Pero lo más doloroso, sin embargo, las estampas más descorazonadoras, son aquellas que sugieren que empezamos también a perder de vista nuestros roles, a malintrerpretarlos. Cómo explicar si no que quienes hace una semana aplaudían y vitoreaban desde ventanas y balcones a los profesionales sanitarios, hoy utilicen esos mismos puestos de control y vigilancia doméstica para señalar a los vecinos. Para delatarlos. Para abuchearlos, incluso, sin ser capaces de entender que hay personas con necesidades especiales y justificantes médicos -también especiales, por cierto- que les habilitan para salir a la calle. Si entedemos que la solidaridad consiste en apuntar con el dedo al que no actúa como nosotros, poco estamos entendiendo. Esto no es 1984. Aquí no tiene cabida la policía del pensamiento.

Tampoco estamos entendiendo, me temo, lo que significan los servicios esenciales. Suspendida toda actividad industrial de carácter no esencial con la declaración del estado de alarma, no deja de resultar llamativo alzar la vista al cielo y encontrárselo opacado por las grúas. Un altísimo porcentaje de empresas del sector de la construcción y la industria continúan trabajando a día de hoy pese al alto riesgo de contagio que existe como consecuencia de la propagación de la pandemia. Sus condiciones de seguridad no son las mejores, pero mientras no se demuestre que al menos uno de los trabajadores está infectado por coronavirus, las máquinas seguirán trabajando.
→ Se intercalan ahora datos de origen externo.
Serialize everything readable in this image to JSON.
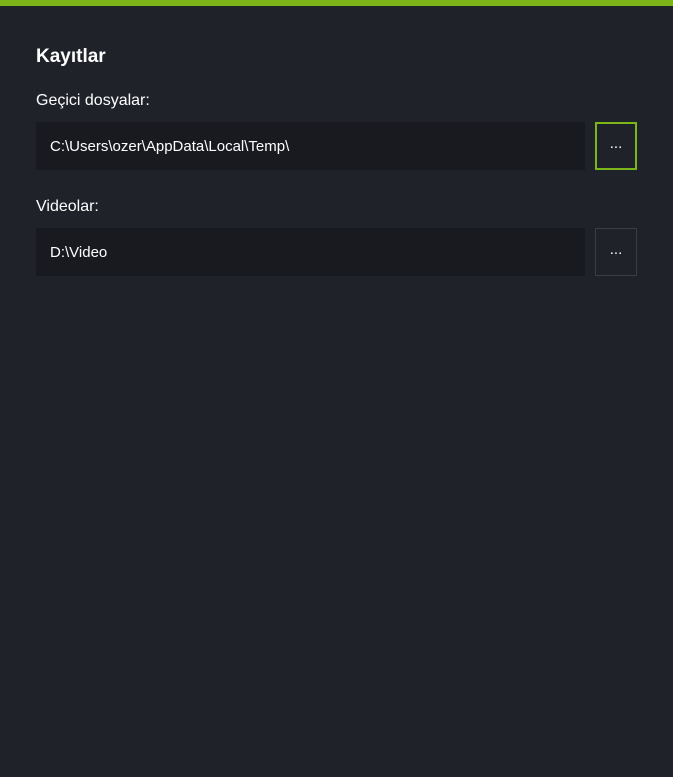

Desconozco qué tienen de esencial, en estos tiempos de extraordinaria excepción, los productos que estas empresas fabrican. El ladrillo, de momento -aunque ya le gustaría a algunos- no se come; del ladrillo –ya lo sabíamos, pero se nos olvidó- no se vive; y la famosa burbuja inmobiliaria no aísla ni siquiera del contagio.

Esencial es el derecho la vida, aunque para salvaguardarlo haya que paralizar el país las semanas que haga falta, porque resulta esencial no morirse para poder contribuir después -que pareciera que es lo que importa- a la famosa reactivación de la economía. Los muertos solo pueden restar, por más que formen parte hoy de una suma infinita.